The IRS allows you a tax deduction equal to the value of your donations to charities qualified under Section 501(c)(3) of the Internal Revenue Code. When you donate property, however, you must deduct the property's value in accordance with IRS valuation rules. If you overstate the value of your donation, even accidentally, the IRS might add penalties and interest to your tax bill.
Fair Market Value
Donated property should be valued at "fair market value" for tax purposes. Fair market value equals the price for which you could sell the property on the open market, to a buyer who is knowledgeable about the property and under no coercion to buy it. If you donate high-value property, consider hiring a professional appraiser to provide a written appraisal report in case the IRS audits you. Donations of art and antiques over $5,000 should be supported by a written appraisal. An appraiser affiliated with the charity you donated to is not acceptable to the IRS because of the potential conflict of interest involved.
Special Rules For Real Estate
Valuation of real estate for tax deduction purposes always requires the services of a professional real estate appraiser. The appraisal report must be comprehensive and provide a detailed description of the factors that contributed to the appraised value of the property. The appraiser may choose from several appraisal principles including the sale price for similar properties and the replacement cost.

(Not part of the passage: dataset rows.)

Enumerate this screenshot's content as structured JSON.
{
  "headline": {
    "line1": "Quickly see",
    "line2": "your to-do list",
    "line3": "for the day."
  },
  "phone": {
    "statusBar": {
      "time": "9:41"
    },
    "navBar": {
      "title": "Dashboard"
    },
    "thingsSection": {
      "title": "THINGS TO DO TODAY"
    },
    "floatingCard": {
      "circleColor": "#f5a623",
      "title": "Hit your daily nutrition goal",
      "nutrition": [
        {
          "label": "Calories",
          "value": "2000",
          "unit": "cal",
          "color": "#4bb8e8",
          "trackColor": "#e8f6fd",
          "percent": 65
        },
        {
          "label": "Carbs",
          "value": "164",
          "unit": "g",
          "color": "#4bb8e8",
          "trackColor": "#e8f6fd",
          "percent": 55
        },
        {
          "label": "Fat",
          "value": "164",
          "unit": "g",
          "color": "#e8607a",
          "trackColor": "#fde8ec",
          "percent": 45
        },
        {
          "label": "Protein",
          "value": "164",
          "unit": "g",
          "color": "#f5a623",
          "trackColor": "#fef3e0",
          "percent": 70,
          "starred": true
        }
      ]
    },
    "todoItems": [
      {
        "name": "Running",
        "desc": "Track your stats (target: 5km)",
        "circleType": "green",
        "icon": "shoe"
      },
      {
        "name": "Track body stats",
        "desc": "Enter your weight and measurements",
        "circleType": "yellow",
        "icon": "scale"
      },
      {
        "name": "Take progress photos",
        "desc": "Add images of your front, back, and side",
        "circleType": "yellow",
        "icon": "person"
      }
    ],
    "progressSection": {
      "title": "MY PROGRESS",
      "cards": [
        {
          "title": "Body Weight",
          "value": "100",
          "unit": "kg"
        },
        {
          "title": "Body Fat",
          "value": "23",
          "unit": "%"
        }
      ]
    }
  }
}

Special Rules for Vehicles
When determining the fair market value of a vehicle such as an automobile, a boat or a plane, you must take into account its make, model, year, condition, accessories and warranties. You must also take into account the geographical area in which the donation takes place, since sale prices can vary significantly from location to location. The IRS suggests estimating a value with the help of a used vehicle sales guide designed to help sellers price vehicles for sale to private parties. In any case, the value of a vehicle will rarely exceed the dealer retail price for a similar vehicle.
Special Rules For Stocks and Bonds
If a stock or bond is publicly traded, it should be valued at its market price as of the date of valuation. This is normally done by taking the highest sale price and the lowest sale price of an identical stock or bond and averaging them. If the stock or bond is not publicly traded, its value must be appraised based on factors such as (for bonds) the interest yield and the date of maturity and (for stocks) the issuing company's net worth, prospective earnings and dividend-paying capacity. Valuation of stocks and bonds that are not publicly traded can be complex.
If you overstate the value of your donation and thereby underpay your taxes, the IRS might impose penalties. These penalties range from a "failure to pay" penalty of 0.5 percent per month to civil fines that, in the event of fraud, could add as much as 75 percent to the amount you owe. In extreme cases you might be prosecuted for tax evasion, a criminal offense.